4. Statistical honesty about probabilistic systems. The configurable pass-rate thresholds force explicit conversations about acceptable risk. "This injection attack succeeds 3% of the time — is that good enough for our threat model?" is a much better quality gate than pretending determinism exists where it doesn't.

Practical applications

Here's how QA and security teams can start integrating RAMPART into existing workflows:

Start with cross-prompt injection coverage. RAMPART's most mature test coverage addresses indirect injection attacks — agents processing poisoned documents or emails. Map your agent's data ingestion paths and write RAMPART tests for each one. This is the highest-ROI starting point.
Add RAMPART to your PR pipeline. Install RAMPART alongside your existing pytest suite and configure it to run on every PR that touches agent code, system prompts, or tool definitions. Use lower statistical trial counts (5–10 runs) for speed; reserve higher counts (50+) for release candidates.
Establish a baseline before model swaps. Before upgrading your agent to a new LLM version, run your full RAMPART suite to establish a behavioral baseline. Run it again after the upgrade and diff the results. This catches safety regressions that functional tests won't surface.
Use Clarity alongside RAMPART. Microsoft also released Clarity, a companion tool for visualizing and auditing agent decision flows. Using both together gives you both automated test coverage (RAMPART) and human-readable audit trails (Clarity) — the combination regulators and compliance teams increasingly expect.

Tools/frameworks to watch

RAMPART — github.com/microsoft/RAMPART | pytest-native, open-source, built on PyRIT. The primary tool discussed here.
Clarity — Microsoft's companion visual audit tool for agent decision flows, released alongside RAMPART.
PyRIT — Microsoft's lower-level red-teaming automation library that RAMPART builds on; useful for custom adversarial scenarios beyond RAMPART's built-in coverage.
jcode — A separate open-source framework (trending on GitHub in May 2026) specifically designed for evaluating code-generating AI agents, complementary to RAMPART for engineering-focused agent testing.
Playwright MCP — For agents with browser automation capabilities, Playwright MCP provides the execution layer that RAMPART tests can drive for E2E agent behavior validation.
Giskard — An open-source ML testing library with growing support for LLM evaluation; useful for teams that want evals and safety testing in one framework before fully committing to RAMPART.

Conclusion

The industry has spent the last two years figuring out how to build AI agents. The next two years will be about figuring out how to test them rigorously enough to trust them in production. RAMPART is the clearest signal yet that the tooling is catching up to the deployment reality.

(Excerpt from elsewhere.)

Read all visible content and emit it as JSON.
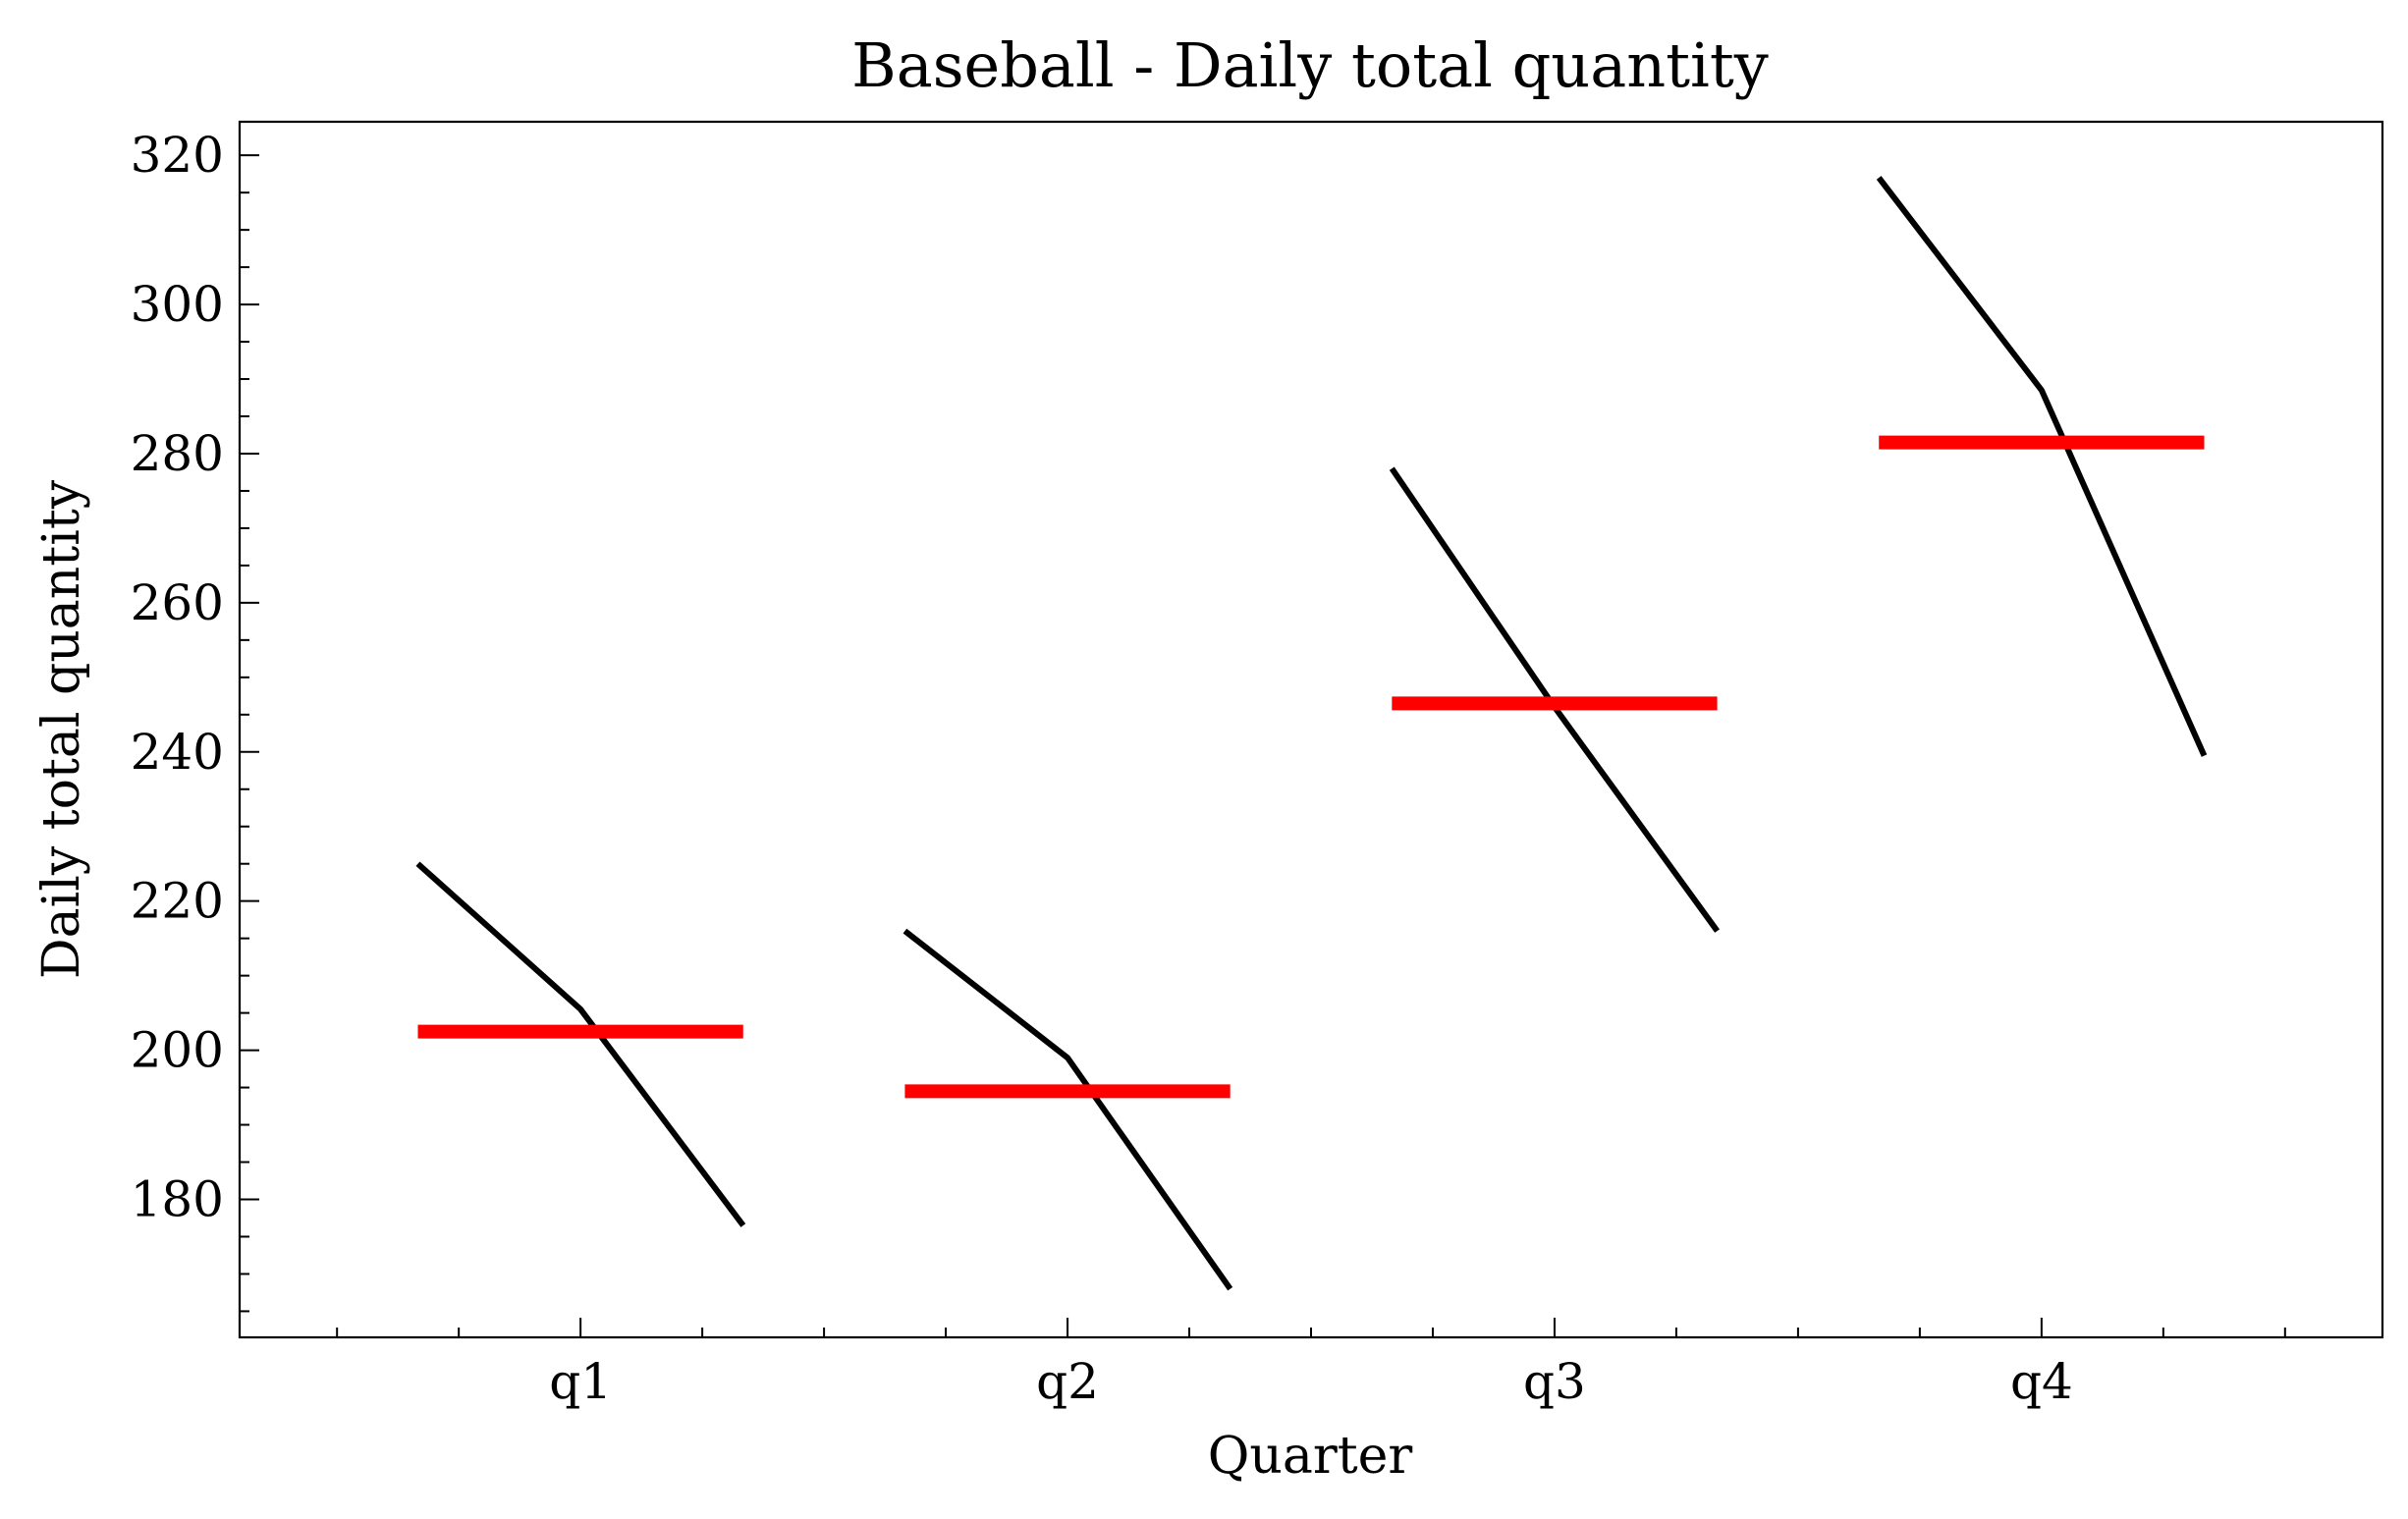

For QA engineers, the message is straightforward: the skills you already have — writing pytest tests, building CI pipelines, thinking in terms of coverage and regressions — transfer directly to AI agent testing. The domain is new; the craft isn't.

If you're shipping an agent and you don't have a RAMPART suite (or equivalent) in your CI pipeline, you have a gap. Now you have no excuse not to close it.